In anticipation of a higher default rate among customers, the carmaker raised risk provisions for delinquencies among customers who rented or purchased Mercedes-Benz cars to EUR 448 million ($486.71 million), even though default rates have not yet begun to spike.
Analysts have applauded cash management by the carmaker.
"In the car numbers we've seen so far across the industry, there's nothing cheering, but Daimler seems to have gotten off to a decent start to Q1 and managed working capital better than we feared," said Jefferies analyst Philippe Houchois.

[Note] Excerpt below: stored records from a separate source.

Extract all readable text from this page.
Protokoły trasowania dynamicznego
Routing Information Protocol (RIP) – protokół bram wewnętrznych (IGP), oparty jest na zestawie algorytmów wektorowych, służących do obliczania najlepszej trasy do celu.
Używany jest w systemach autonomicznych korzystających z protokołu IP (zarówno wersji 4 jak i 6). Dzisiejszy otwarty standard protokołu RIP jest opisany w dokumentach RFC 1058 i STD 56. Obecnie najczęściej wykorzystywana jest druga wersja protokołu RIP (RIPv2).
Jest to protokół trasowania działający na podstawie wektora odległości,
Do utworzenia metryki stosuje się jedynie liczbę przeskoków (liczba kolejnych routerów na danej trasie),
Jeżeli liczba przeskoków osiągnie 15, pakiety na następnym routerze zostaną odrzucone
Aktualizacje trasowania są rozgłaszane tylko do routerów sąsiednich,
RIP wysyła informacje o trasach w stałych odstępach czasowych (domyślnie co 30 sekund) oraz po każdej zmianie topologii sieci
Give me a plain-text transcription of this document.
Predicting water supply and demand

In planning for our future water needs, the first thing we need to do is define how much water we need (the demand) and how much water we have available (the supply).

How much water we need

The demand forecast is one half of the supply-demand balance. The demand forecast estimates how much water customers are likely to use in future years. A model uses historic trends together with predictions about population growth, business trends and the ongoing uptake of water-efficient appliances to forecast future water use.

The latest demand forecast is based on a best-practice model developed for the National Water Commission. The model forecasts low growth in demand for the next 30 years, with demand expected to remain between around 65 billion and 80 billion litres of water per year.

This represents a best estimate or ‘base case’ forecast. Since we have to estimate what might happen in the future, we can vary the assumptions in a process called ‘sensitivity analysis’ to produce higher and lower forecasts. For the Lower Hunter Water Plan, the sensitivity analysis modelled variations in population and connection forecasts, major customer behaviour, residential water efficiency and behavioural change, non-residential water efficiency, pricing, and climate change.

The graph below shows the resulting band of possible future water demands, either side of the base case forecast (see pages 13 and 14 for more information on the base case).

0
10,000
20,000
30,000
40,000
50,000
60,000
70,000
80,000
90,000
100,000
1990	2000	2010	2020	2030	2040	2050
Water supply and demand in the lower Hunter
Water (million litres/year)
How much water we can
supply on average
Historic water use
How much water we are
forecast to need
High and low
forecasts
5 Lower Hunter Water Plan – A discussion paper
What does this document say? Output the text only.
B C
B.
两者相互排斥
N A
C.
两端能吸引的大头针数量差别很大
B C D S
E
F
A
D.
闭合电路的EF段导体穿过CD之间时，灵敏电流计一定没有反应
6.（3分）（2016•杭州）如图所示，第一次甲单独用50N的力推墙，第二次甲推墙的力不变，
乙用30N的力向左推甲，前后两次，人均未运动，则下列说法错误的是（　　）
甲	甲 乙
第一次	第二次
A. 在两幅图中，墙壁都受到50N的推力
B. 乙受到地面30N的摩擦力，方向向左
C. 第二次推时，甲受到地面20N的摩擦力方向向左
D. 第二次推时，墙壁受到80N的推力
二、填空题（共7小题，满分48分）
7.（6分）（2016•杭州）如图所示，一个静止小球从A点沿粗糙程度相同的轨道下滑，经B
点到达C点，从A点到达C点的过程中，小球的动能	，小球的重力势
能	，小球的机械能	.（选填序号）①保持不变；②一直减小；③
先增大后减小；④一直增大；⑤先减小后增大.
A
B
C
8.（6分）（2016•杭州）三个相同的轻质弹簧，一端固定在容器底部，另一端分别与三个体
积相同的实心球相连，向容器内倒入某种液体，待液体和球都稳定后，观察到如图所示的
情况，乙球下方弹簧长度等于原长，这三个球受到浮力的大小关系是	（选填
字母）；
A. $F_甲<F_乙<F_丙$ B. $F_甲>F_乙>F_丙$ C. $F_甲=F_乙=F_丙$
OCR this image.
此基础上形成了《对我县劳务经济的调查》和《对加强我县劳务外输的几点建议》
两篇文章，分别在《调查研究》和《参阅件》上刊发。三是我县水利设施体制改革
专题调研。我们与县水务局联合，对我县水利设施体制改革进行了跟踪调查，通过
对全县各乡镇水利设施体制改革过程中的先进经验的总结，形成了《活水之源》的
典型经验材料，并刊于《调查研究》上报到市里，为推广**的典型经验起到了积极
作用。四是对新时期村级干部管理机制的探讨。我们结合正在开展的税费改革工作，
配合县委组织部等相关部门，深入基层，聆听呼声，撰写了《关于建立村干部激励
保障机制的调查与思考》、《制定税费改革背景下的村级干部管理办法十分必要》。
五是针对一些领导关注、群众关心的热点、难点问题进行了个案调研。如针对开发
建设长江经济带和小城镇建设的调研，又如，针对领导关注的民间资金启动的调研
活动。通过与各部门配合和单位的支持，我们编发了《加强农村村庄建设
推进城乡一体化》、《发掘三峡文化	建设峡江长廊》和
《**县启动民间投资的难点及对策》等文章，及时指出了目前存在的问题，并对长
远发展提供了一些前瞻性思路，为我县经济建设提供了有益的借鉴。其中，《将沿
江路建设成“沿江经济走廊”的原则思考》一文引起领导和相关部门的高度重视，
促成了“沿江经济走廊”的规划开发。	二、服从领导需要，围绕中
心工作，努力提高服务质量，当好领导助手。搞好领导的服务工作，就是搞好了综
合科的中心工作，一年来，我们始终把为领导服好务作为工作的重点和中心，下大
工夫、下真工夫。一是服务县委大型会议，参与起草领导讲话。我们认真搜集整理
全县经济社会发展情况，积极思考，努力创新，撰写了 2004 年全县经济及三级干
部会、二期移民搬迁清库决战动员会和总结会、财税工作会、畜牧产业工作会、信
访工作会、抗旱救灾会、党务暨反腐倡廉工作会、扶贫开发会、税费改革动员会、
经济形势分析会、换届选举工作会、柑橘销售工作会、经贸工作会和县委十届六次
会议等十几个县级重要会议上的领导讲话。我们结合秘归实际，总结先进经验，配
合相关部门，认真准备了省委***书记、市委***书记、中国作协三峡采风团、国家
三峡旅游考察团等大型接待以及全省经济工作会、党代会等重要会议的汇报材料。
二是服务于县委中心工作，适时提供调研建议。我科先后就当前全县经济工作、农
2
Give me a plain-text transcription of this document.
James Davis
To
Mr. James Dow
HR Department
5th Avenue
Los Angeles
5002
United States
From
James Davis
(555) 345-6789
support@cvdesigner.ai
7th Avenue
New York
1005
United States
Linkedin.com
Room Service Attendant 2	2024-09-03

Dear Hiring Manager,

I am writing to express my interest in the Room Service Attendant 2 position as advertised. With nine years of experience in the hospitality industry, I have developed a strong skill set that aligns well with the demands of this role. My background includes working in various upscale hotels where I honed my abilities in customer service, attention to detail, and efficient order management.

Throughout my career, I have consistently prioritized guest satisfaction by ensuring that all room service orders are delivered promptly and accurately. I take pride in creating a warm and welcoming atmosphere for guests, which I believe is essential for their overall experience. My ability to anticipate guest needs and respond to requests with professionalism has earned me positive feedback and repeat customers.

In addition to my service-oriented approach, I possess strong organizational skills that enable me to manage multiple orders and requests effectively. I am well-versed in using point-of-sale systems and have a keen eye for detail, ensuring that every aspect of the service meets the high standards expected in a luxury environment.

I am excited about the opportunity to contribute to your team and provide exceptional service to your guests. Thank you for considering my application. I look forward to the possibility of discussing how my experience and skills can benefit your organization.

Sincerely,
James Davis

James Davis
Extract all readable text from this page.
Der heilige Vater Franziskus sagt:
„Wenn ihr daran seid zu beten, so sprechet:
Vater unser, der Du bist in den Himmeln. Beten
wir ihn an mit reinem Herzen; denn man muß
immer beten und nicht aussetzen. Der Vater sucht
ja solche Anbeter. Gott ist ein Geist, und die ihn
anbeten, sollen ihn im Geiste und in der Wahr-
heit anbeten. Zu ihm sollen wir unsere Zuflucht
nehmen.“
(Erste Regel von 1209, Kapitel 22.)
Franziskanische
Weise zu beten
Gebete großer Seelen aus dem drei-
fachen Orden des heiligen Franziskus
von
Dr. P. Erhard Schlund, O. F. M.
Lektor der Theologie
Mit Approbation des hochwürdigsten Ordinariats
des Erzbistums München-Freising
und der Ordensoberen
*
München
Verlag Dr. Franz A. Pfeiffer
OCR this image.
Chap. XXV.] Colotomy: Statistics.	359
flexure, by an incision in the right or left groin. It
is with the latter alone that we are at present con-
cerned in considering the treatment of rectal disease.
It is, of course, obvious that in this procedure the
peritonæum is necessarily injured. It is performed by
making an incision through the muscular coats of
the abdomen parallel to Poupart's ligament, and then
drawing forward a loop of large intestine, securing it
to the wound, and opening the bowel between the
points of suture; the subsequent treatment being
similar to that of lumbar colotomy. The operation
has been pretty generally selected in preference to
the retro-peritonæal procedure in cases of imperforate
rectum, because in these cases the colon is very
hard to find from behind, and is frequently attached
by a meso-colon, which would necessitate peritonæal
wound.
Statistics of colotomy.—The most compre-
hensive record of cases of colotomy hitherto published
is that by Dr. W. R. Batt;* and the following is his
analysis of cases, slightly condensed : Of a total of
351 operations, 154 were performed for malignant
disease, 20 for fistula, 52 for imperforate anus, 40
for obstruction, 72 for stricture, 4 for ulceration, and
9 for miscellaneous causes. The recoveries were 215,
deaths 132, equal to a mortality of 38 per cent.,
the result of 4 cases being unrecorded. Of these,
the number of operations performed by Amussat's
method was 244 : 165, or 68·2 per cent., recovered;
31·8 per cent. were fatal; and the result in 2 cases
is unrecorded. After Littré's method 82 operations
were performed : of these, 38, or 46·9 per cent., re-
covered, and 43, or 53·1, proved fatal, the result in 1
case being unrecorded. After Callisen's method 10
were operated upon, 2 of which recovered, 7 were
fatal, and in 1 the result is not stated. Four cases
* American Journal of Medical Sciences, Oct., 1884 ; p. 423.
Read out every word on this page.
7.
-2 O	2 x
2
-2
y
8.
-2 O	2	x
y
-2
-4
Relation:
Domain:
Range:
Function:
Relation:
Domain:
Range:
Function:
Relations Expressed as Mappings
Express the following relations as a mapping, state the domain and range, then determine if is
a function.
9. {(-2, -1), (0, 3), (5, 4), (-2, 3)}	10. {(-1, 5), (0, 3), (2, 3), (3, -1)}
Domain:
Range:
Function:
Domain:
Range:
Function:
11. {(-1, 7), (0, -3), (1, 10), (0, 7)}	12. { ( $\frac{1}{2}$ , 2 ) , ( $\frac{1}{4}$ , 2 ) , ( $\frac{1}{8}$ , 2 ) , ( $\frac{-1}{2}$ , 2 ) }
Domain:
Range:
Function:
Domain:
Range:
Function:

Daimler reiterated that group revenue and earnings before interest and taxes (EBIT) are expected to be below 2019 levels, but given substantial one-off charges over the previous year, the division of Mercedes-Benz Cars & Vans is now seeing EBIT delivered above the previous year, the company said.
Daimler also sticks to its dividend proposal and, given an adequate cash position, has ruled out the need to apply for state-backed loans.
Daimler (DAIGn. DE) pre-released results last week, showing a drop in operating profit of nearly 70 per cent in the first quarter and warned that the cash flow used to pay dividends would fall this year.
EBIT for the first quarter amounted to EUR 617 million, down from EUR 2.8 billion in the previous year, of which EUR 510 million came from the Mercedes-Benz cars unit.